Preferably, the method for judging is as follows: and (3) carrying out gel electrophoresis on the PCR amplified reaction product, and if a band appears and the size of the band is 200bp, judging that the sample to be detected contains Fusarium sp which is a pathogenic bacterium of the mulberry bacterial wilt.
Preferably, the reaction system of the PCR amplification is: 2 XTaq Master Mix 10. Mu.L, primer sets ZHR1RF/ZHR1RF each 0.5. Mu.L (10. Mu.M), template DNA 1. Mu.L, the remainder ddH 2 O is added up to 20 mu L.
Preferably, the reaction conditions for the PCR amplification are: 94 ℃ for 5min;94 ℃ for 30s,55 ℃ for 30s,72 ℃ for 2min,35 cycles; and at 72℃for 5min.
The invention also provides a kit for detecting Fusarium sp which is a pathogenic bacterium of the pseudo-blight of mulberry, and the kit comprises the primer.
In addition, the application of the method or the kit in detecting the Fusarium sp of the bacterial wilt-like disease of the mulberry is also in the protection scope of the invention.
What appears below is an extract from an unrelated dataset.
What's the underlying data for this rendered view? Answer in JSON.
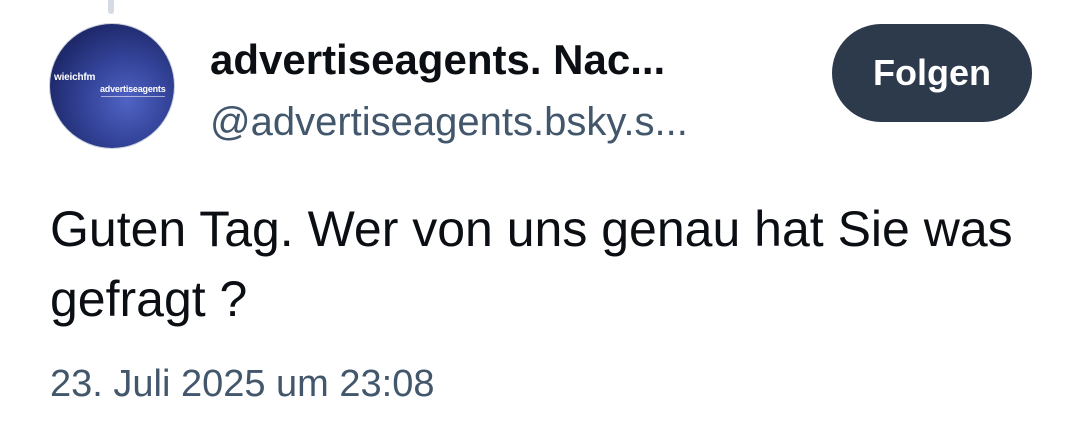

The invention has the following beneficial effects:
the invention provides a ribosomal RNA gene of mulberry pseudo-blight pathogen and application thereof. The invention obtains the full-length cDNA sequence of the ribosomal RNA gene of the Fusarium sp of the mulberry quasi-trunk disease pathogen for the first time, the length of the full-length cDNA sequence is 7894bp, and the ribosomal RNA gene of the Fusarium sp of the mulberry quasi-trunk disease pathogen can be applied to detection of Fusarium sp or fungus species classification of the mulberry quasi-trunk disease pathogen; based on the gene, a specific primer capable of specifically detecting the Fusarium sp of the mulberry pseudo-blight pathogen is designed, a method and a detection kit for efficiently, rapidly and specifically detecting the Fusarium sp of the mulberry pseudo-blight pathogen are established, and the method and the kit have a very wide application prospect in detecting the Fusarium sp of the mulberry pseudo-blight pathogen.
Drawings
FIG. 1 is a classification tree of fungal microorganisms detected by diseased shoots of mulberry.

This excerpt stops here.